Nuparu shrugged a little. “Well. Part of it was curiosity.”
That was not the answer I was looking for. I needed to know that I wasn’t just a toy for this Onu-Matoran, made on a whim. Maybe Nuparu sensed that, so he continued.
“Part of it was worry. Worry of what my creations had the potential of becoming. I toyed with the idea for quite some time. At first, I thought of creating one of you in each squadron. Unfortunately, the Vahki were not, on the whole, a success…” Nuparu mused, “The Nuurakh were always too angry… Bordakh and Zadakh simply saw law apprehension as play… Rorzakh were self-destructive… Vorzakh were destructive of everything else.”
The inventor sighed, frowning. Then, he smiled, looking up at my white armored form. Admiring his own creation.

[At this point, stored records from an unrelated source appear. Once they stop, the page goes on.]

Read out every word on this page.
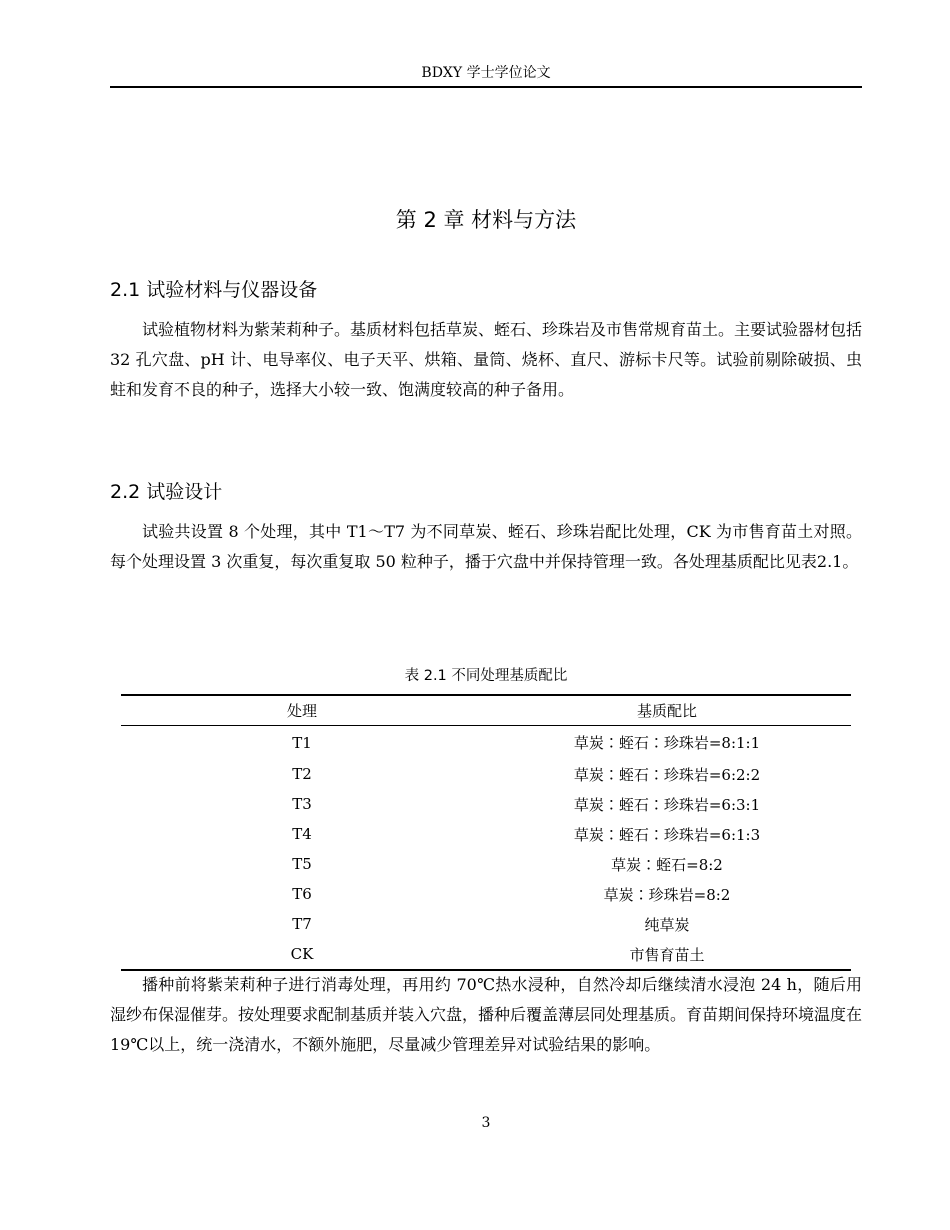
BDXY 学士学位论文
第 2 章 材料与方法
2.1 试验材料与仪器设备

试验植物材料为紫茉莉种子。基质材料包括草炭、蛭石、珍珠岩及市售常规育苗土。主要试验器材包括 32 孔穴盘、pH 计、电导率仪、电子天平、烘箱、量筒、烧杯、直尺、游标卡尺等。试验前剔除破损、虫蛀和发育不良的种子，选择大小较一致、饱满度较高的种子备用。

2.2 试验设计

试验共设置 8 个处理，其中 T1～T7 为不同草炭、蛭石、珍珠岩配比处理，CK 为市售育苗土对照。每个处理设置 3 次重复，每次重复取 50 粒种子，播于穴盘中并保持管理一致。各处理基质配比见表2.1。

表 2.1 不同处理基质配比
处理	基质配比
T1	草炭∶蛭石∶珍珠岩=8:1:1
T2	草炭∶蛭石∶珍珠岩=6:2:2
T3	草炭∶蛭石∶珍珠岩=6:3:1
T4	草炭∶蛭石∶珍珠岩=6:1:3
T5	草炭∶蛭石=8:2
T6	草炭∶珍珠岩=8:2
T7	纯草炭
CK	市售育苗土

播种前将紫茉莉种子进行消毒处理，再用约 70℃热水浸种，自然冷却后继续清水浸泡 24 h，随后用湿纱布保湿催芽。按处理要求配制基质并装入穴盘，播种后覆盖薄层同处理基质。育苗期间保持环境温度在 19℃以上，统一浇清水，不额外施肥，尽量减少管理差异对试验结果的影响。

3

“But Keerakh, my friend… the Keerakh came out perfectly. Looking to the future, using their knowledge of Matoran and their surroundings to beat law breakers to the punch, apprehend before the criminal even knew they were there.”
A Vahki may not be able to smile, but my eyes lit up the same way Nuparu’s had. It was rare to hear a Matoran talking nicely of the Vahki. Most avoided us, cowered in our presence…
There was a silence. Nuparu and I stood there for a while.
“You have a name,” Nuparu quietly explained. “It’s a Matoran word, not in common use. But you know it. Krehkis.”
Of course I knew it. Krehkis meant “defense within”. It was a Vahki maneuver, used mostly by the Keerakh. We would ward the grounds of a hideout, so that as soon as we entered, the criminals would be blasted and trapped by the walls of their own fortress, allowing us defense from any weapons they may have.
But I knew what Nuparu meant as well. I was his defense… no, Metru Nui’s defense, within the Vahki ranks. I would protect the Vahki against the corruption I feared, should it ever arise.
I nodded my farewell to Nuparu, and explained that I owed him my life.